RAT: Reference-Augmented Training for ASV Anti-Spoofing

Authors: Vojtěch Staněk, Anton Firc, Jakub Reš, Kamil Malinka

Published: 2026-06-09 14:20:05+00:00

Comment: Accepted to Interspeech 2026

AI Summary

This paper introduces Reference-Augmented Training (RAT) for ASV anti-spoofing, which conditions a countermeasure architecture on speaker-reference recordings during training. Surprisingly, the model converges to a solution that largely ignores the reference during inference, yet training with it induces an invariance that significantly improves deepfake detection.
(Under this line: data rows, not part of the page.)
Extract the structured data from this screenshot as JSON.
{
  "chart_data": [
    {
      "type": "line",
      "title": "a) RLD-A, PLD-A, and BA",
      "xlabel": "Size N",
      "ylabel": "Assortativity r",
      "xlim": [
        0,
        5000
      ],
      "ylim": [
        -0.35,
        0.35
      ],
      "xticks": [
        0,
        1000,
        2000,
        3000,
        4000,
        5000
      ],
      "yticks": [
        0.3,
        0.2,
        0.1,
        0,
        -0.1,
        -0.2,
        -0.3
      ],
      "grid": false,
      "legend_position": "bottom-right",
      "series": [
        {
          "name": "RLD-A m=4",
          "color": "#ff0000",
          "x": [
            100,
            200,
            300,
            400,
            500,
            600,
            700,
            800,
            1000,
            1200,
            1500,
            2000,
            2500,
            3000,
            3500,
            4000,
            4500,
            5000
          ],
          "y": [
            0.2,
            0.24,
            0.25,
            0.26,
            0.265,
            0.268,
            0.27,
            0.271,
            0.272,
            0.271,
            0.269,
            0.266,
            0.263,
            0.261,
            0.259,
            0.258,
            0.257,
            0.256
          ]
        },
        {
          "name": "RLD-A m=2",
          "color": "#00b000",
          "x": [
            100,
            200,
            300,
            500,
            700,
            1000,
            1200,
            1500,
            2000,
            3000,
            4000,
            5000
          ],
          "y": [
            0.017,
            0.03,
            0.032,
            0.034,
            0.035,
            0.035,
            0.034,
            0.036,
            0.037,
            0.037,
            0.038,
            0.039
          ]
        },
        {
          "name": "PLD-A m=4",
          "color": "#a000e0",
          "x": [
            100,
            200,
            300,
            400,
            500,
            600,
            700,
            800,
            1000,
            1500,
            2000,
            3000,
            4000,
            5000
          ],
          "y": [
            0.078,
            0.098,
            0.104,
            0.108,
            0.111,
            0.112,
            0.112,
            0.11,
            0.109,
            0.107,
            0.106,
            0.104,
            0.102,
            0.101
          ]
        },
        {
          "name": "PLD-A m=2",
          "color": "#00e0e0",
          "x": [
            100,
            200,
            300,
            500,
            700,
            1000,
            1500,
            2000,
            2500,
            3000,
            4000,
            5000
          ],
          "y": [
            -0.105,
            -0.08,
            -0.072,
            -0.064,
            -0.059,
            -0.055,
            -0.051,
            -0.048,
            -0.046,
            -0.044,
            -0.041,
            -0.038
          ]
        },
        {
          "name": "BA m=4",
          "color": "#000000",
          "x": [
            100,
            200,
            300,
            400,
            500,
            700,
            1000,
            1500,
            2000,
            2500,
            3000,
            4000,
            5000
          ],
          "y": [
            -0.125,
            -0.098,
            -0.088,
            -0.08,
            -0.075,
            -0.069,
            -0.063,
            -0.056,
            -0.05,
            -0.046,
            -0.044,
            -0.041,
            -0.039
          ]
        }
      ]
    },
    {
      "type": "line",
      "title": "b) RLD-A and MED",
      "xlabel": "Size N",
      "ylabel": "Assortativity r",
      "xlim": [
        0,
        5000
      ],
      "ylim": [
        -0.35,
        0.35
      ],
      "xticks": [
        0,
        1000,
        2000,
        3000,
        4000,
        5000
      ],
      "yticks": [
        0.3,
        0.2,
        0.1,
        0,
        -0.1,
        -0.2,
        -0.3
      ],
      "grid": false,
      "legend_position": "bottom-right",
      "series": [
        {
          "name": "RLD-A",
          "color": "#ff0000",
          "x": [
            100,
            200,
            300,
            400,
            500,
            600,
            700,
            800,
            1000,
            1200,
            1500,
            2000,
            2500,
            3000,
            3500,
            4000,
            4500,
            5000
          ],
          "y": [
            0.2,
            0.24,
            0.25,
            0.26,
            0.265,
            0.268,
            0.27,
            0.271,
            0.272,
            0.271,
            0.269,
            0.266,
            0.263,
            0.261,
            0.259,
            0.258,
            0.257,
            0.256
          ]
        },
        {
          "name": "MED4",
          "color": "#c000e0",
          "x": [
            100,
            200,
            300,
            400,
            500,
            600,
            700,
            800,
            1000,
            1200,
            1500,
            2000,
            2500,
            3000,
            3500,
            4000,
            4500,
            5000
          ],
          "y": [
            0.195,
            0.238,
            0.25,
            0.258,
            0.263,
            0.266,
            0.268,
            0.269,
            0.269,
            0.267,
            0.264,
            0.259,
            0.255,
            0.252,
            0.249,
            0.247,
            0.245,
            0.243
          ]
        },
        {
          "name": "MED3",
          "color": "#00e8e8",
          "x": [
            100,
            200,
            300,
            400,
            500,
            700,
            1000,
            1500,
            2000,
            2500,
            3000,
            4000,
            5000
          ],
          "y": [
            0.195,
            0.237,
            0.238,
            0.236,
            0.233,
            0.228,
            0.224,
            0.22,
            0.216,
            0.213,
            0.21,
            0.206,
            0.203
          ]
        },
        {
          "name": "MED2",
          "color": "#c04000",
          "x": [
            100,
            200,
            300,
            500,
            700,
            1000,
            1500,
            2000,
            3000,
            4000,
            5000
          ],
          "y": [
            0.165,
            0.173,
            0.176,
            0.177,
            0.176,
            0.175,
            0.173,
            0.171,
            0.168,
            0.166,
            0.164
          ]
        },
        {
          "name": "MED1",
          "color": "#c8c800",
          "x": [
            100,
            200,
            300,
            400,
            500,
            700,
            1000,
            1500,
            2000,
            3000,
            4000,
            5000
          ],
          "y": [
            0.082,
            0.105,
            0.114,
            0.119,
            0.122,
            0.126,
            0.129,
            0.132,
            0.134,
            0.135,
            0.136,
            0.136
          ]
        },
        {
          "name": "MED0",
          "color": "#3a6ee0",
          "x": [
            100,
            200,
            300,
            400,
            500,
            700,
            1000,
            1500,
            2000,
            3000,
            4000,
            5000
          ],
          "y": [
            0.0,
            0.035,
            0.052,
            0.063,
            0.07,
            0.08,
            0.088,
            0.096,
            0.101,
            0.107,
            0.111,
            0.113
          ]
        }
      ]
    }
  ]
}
RAT achieves state-of-the-art performance on the ASVspoof 5 benchmark, surpassing large ensemble systems, even when the reference is absent or degraded at inference.

Abstract

We introduce a spoofing countermeasure architecture conditioned on speaker-reference recordings, but observe that it converges to a solution that effectively ignores the reference during inference. Surprisingly, training with a reference channel induces invariance that improves deepfake detection, even when the reference is absent or mismatched during inference. Based on this observation, we propose a Reference-Augmented Training (RAT) strategy. RAT yields improved detection performance compared to single-utterance baselines, even when the reference recording is replaced with a zero vector at inference. Through rigorous analysis, we demonstrate that the optimization process rapidly diminishes the reference contributions, leading to inference largely independent of the reference channel. Using RAT, we achieve state-of-the-art 2.57% EER and 0.074 minDCF on the ASVspoof 5 benchmark with a single detector, surpassing even large ensemble systems.


Key findings
RAT achieves state-of-the-art performance on ASVspoof 5 with a single detector, obtaining 2.57% EER and 0.074 minDCF, outperforming larger ensemble systems. A crucial finding is that the model's performance remains robust and high even when the reference recording is replaced with a zero vector, noise, or a mismatched speaker during inference. Analysis showed that the reference's contribution rapidly diminishes during training, leading to inference largely independent of the reference channel.
Approach
They propose a Reference-Augmented Training (RAT) strategy utilizing a Reference-Informed Block (RIB) architecture. This block takes both test and reference speech, extracting features with a shared XLS-R model, and processes them through parallel MLP and Multi-Head Cross-Attention branches. The core insight is that while the reference is used during training, the optimization process diminishes its contribution, leading to a detector that effectively operates as a single-utterance system during inference, maintaining high performance.
Datasets
ASVspoof 5
Model(s)
XLS-R (300M parameters) as a feature extractor, Reference-Informed Block (RIB) comprising an MLP branch and a Multi-Head Cross-Attention branch, and a 3-layer MLP classifier.